There are many instances in which mammals have evolved from living on land to living wholly or partly in water. These animals include whales, dolphins, seals and beavers, Hand said. But it's virtually unheard of to see mammals evolve in the opposite direction.

"It has happened before in the fossil record, but the more aquatic a mammal becomes, the harder it would be to go back to land," she said.

However, mammals that are semiaquatic burrowers, like modern-day platypuses, would be the ideal group for being able to go either way, she said. This is because they are adapted to both land and water.

This isn't the only clue that echidnas have a watery past. When echidnas are developing, their beaks have receptors for detecting small electrical currents — which in other animals are typically used for finding prey in the water. Platypuses have even more of these receptors.

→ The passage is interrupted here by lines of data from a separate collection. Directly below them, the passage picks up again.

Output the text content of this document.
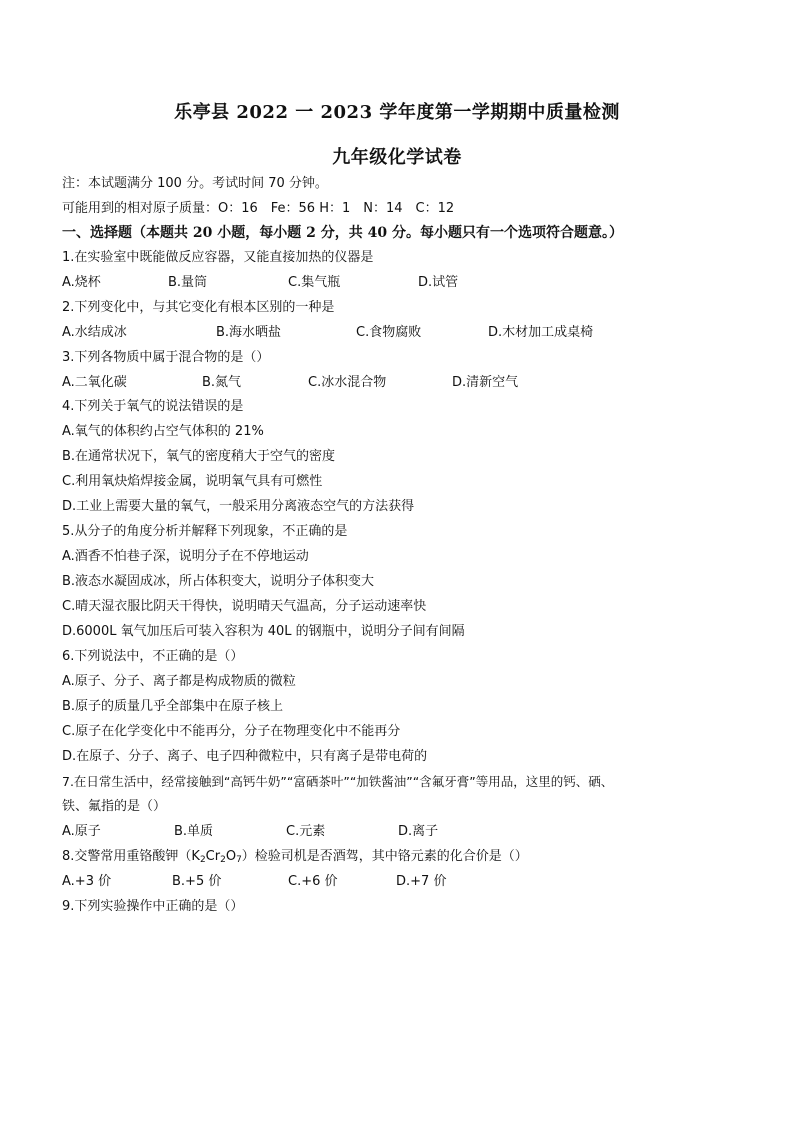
乐亭县 2022 一 2023 学年度第一学期期中质量检测
九年级化学试卷
注：本试题满分 100 分。考试时间 70 分钟。
可能用到的相对原子质量：O：16　Fe：56 H：1　N：14　C：12
一、选择题（本题共 20 小题，每小题 2 分，共 40 分。每小题只有一个选项符合题意。）
1.在实验室中既能做反应容器，又能直接加热的仪器是
A.烧杯	B.量筒	C.集气瓶	D.试管
2.下列变化中，与其它变化有根本区别的一种是
A.水结成冰	B.海水晒盐	C.食物腐败	D.木材加工成桌椅
3.下列各物质中属于混合物的是（）
A.二氧化碳	B.氮气	C.冰水混合物	D.清新空气
4.下列关于氧气的说法错误的是
A.氧气的体积约占空气体积的 21%
B.在通常状况下，氧气的密度稍大于空气的密度
C.利用氧炔焰焊接金属，说明氧气具有可燃性
D.工业上需要大量的氧气，一般采用分离液态空气的方法获得
5.从分子的角度分析并解释下列现象，不正确的是
A.酒香不怕巷子深，说明分子在不停地运动
B.液态水凝固成冰，所占体积变大，说明分子体积变大
C.晴天湿衣服比阴天干得快，说明晴天气温高，分子运动速率快
D.6000L 氧气加压后可装入容积为 40L 的钢瓶中，说明分子间有间隔
6.下列说法中，不正确的是（）
A.原子、分子、离子都是构成物质的微粒
B.原子的质量几乎全部集中在原子核上
C.原子在化学变化中不能再分，分子在物理变化中不能再分
D.在原子、分子、离子、电子四种微粒中，只有离子是带电荷的
7.在日常生活中，经常接触到“高钙牛奶”“富硒茶叶”“加铁酱油”“含氟牙膏”等用品，这里的钙、硒、
铁、氟指的是（）
A.原子	B.单质	C.元素	D.离子
8.交警常用重铬酸钾$(K_2Cr_2O_7)$检验司机是否酒驾，其中铬元素的化合价是（）
A.+3 价	B.+5 价	C.+6 价	D.+7 价
9.下列实验操作中正确的是（）
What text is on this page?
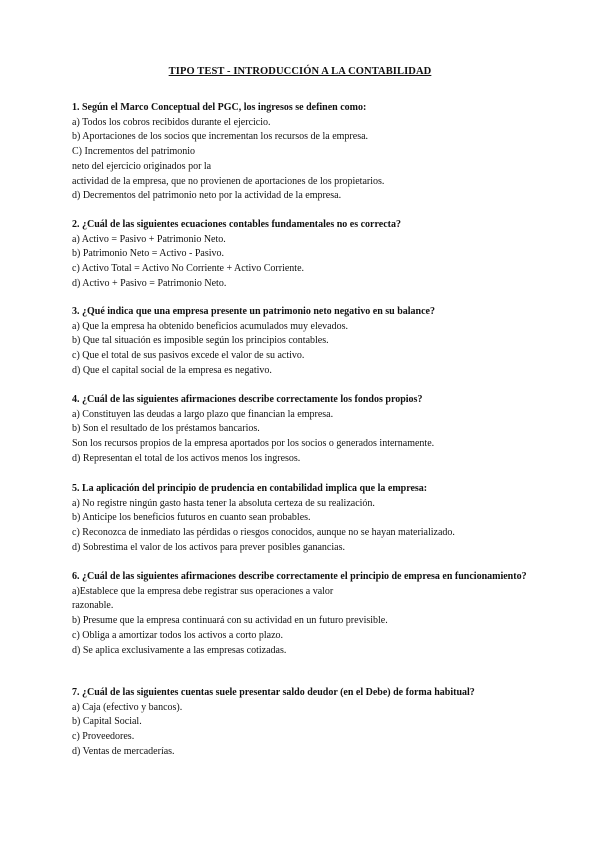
TIPO TEST - INTRODUCCIÓN A LA CONTABILIDAD

1. Según el Marco Conceptual del PGC, los ingresos se definen como:

a) Todos los cobros recibidos durante el ejercicio.

b) Aportaciones de los socios que incrementan los recursos de la empresa.

C) Incrementos del patrimonio

neto del ejercicio originados por la

actividad de la empresa, que no provienen de aportaciones de los propietarios.

d) Decrementos del patrimonio neto por la actividad de la empresa.

2. ¿Cuál de las siguientes ecuaciones contables fundamentales no es correcta?

a) Activo = Pasivo + Patrimonio Neto.

b) Patrimonio Neto = Activo - Pasivo.

c) Activo Total = Activo No Corriente + Activo Corriente.

d) Activo + Pasivo = Patrimonio Neto.

3. ¿Qué indica que una empresa presente un patrimonio neto negativo en su balance?

a) Que la empresa ha obtenido beneficios acumulados muy elevados.

b) Que tal situación es imposible según los principios contables.

c) Que el total de sus pasivos excede el valor de su activo.

d) Que el capital social de la empresa es negativo.

4. ¿Cuál de las siguientes afirmaciones describe correctamente los fondos propios?

a) Constituyen las deudas a largo plazo que financian la empresa.

b) Son el resultado de los préstamos bancarios.

Son los recursos propios de la empresa aportados por los socios o generados internamente.

d) Representan el total de los activos menos los ingresos.

5. La aplicación del principio de prudencia en contabilidad implica que la empresa:

a) No registre ningún gasto hasta tener la absoluta certeza de su realización.

b) Anticipe los beneficios futuros en cuanto sean probables.

c) Reconozca de inmediato las pérdidas o riesgos conocidos, aunque no se hayan materializado.

d) Sobrestima el valor de los activos para prever posibles ganancias.

6. ¿Cuál de las siguientes afirmaciones describe correctamente el principio de empresa en funcionamiento?

a)Establece que la empresa debe registrar sus operaciones a valor

razonable.

b) Presume que la empresa continuará con su actividad en un futuro previsible.

c) Obliga a amortizar todos los activos a corto plazo.

d) Se aplica exclusivamente a las empresas cotizadas.

7. ¿Cuál de las siguientes cuentas suele presentar saldo deudor (en el Debe) de forma habitual?

a) Caja (efectivo y bancos).

b) Capital Social.

c) Proveedores.

d) Ventas de mercaderías.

In addition, echidnas' hind feet, which are used for burrowing, point backward, much like platypuses' hind feet, which the animals use like a rudder when swimming.

"Platypus-like fossils date back 100 million years, but the oldest echidna fossils are less than 2 million years old," said Tim Flannery, a paleontologist at the Australian Museum in Sydney, who wasn’t involved in the research. "The paper adds to the evidence that echidnas had platypus-like ancestors, and is another brick in the wall in what is becoming an irrefutable case," Flannery told Live Science.